Quand on parle de bidonvilles, ‘Dharavi’ à Mumbai (Inde), vient très vite à l’esprit, grâce au film ‘Slumdog Millionaire’ de Danny Boyle en 2008. Mais les bidonvilles ne sont pas toujours la production laborieuse des pays sous-développés. Il y a des bidonvilles qui regorgent de gens terriblement pauvres, même dans les pays les plus développés. Vous ne me croyez pas ? Jetons un coup d’œil sur 10 des bidonvilles les plus horribles trouvés dans des endroits relativement aisés :

10. Bidonvilles horribles au Canada Real, Madrid

Le Canada Real abrite trente mille voyous vivant dans des baraques près du site d’incinération des ordures de Madrid. Souvent, on les voit fouiller les ordures à la recherche de biens réutilisables. S’étendant sur 16 bons kilomètres de terre, Canada Real abrite également le clan espagnol des bidonvilles-drogues. Dans toute la misérable ville, il n’y a qu’une seule route goudronnée connue sous le nom de « galerie de tir » où des marchandises illégales sont achetées et vendues. La situation là-bas est sans espoir car le gouvernement refuse de les aider ou même de les reconnaître. Des tentatives ont été faites pour démolir la ville, mais incapables de trouver une nouvelle résidence, les gens reviennent encore et encore dans la région et vivent parmi les ruines. Dans une situation aussi hostile et l’aversion du gouvernement, les organisations caritatives désireuses d’aider ont du mal à avoir un impact réussi.

9. Colonias, Texas / Comté d’Hidalgo, Nouveau-Mexique

On estime que 500 000 personnes vivent à la frontière entre le Texas et le Mexique, connues collectivement sous le nom de Colonias. Ce sont principalement des Hispaniques – c’est-à-dire des Américains dont la première langue est l’espagnol -, ce qui est dû au fait que beaucoup de ces personnes se sont faufilées en Amérique à la recherche d’une vie meilleure, alors que beaucoup sont nés dans le bidonville et n’ont jamais mis les pieds dehors. Par conséquent, la plupart des personnes vivant dans cette communauté sont sans papiers, de sorte que le décompte officiel n’est pas possible, mais il est certain que la population est en plein essor. Les habitants de Colonias gagnent leur vie grâce à de maigres travaux agricoles et de construction. Le niveau de vie ici est, de toute évidence, des plus horribles. La plupart des gens sont contraints de résider sans électricité et sans eau courante.

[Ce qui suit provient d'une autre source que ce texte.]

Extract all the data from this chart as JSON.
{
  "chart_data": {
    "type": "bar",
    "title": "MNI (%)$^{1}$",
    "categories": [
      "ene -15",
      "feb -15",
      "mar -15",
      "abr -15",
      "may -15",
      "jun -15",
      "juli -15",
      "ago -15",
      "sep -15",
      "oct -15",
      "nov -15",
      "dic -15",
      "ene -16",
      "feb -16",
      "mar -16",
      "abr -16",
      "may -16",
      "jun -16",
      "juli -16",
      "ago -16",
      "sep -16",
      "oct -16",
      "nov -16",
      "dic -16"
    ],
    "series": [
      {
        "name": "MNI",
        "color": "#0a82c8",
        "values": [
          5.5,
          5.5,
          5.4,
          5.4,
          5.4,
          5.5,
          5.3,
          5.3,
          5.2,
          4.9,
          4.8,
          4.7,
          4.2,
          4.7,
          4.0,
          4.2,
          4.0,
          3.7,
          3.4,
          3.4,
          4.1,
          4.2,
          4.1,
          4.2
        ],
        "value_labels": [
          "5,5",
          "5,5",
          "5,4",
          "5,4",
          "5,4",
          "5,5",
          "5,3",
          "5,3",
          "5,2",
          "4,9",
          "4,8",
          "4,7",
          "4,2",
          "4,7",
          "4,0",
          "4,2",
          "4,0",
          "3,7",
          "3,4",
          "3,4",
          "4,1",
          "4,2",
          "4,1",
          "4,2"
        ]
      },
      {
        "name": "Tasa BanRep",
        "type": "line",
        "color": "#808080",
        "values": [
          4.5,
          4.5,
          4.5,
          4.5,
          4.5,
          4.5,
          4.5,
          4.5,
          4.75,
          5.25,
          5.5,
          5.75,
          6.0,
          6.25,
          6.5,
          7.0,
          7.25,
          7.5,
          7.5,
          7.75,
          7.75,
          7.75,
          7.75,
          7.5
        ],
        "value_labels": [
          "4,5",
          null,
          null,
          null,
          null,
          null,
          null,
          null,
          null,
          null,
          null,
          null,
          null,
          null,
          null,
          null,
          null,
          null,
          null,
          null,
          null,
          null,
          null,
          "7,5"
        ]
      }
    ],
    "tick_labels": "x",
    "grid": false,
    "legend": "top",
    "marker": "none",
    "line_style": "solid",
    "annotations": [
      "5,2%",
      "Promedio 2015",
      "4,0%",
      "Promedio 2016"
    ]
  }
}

8. Les horribles bidonvilles de Mahwa Aser au Yémen

Situé à proximité de la capitale du Yémen, Mahwa Aser est l’un des endroits les plus dangereux pour vivre. Mahwa Aser abrite 17 000 personnes « Akhdam » – descendants des ancêtres africains – et ont été pratiquement privés de tous droits et droits. reconnaissance par le gouvernement, parmi lesquels figure leur droit de vote. Bien sûr, il n’y a pas de véritable infrastructure sur place, pas d’électricité ni d’eau courante propre, pas de système d’égouts. Mendier ou nettoyer les rues sont les emplois de jour disponibles. Malheureusement, le gouvernement yéménite n’a jamais vraiment manifesté d’intérêt pour l’amélioration des conditions de vie de ses citoyens non reconnus. Ainsi, lors du «printemps arabe», le peuple Akhdam a manifesté sa colère et organisé des grèves consécutives (principalement par des nettoyeurs de rue) qui ont abouti à la décision du gouvernement. quelques promesses. Maintenant, le gouvernement aide à construire des maisons dans la région.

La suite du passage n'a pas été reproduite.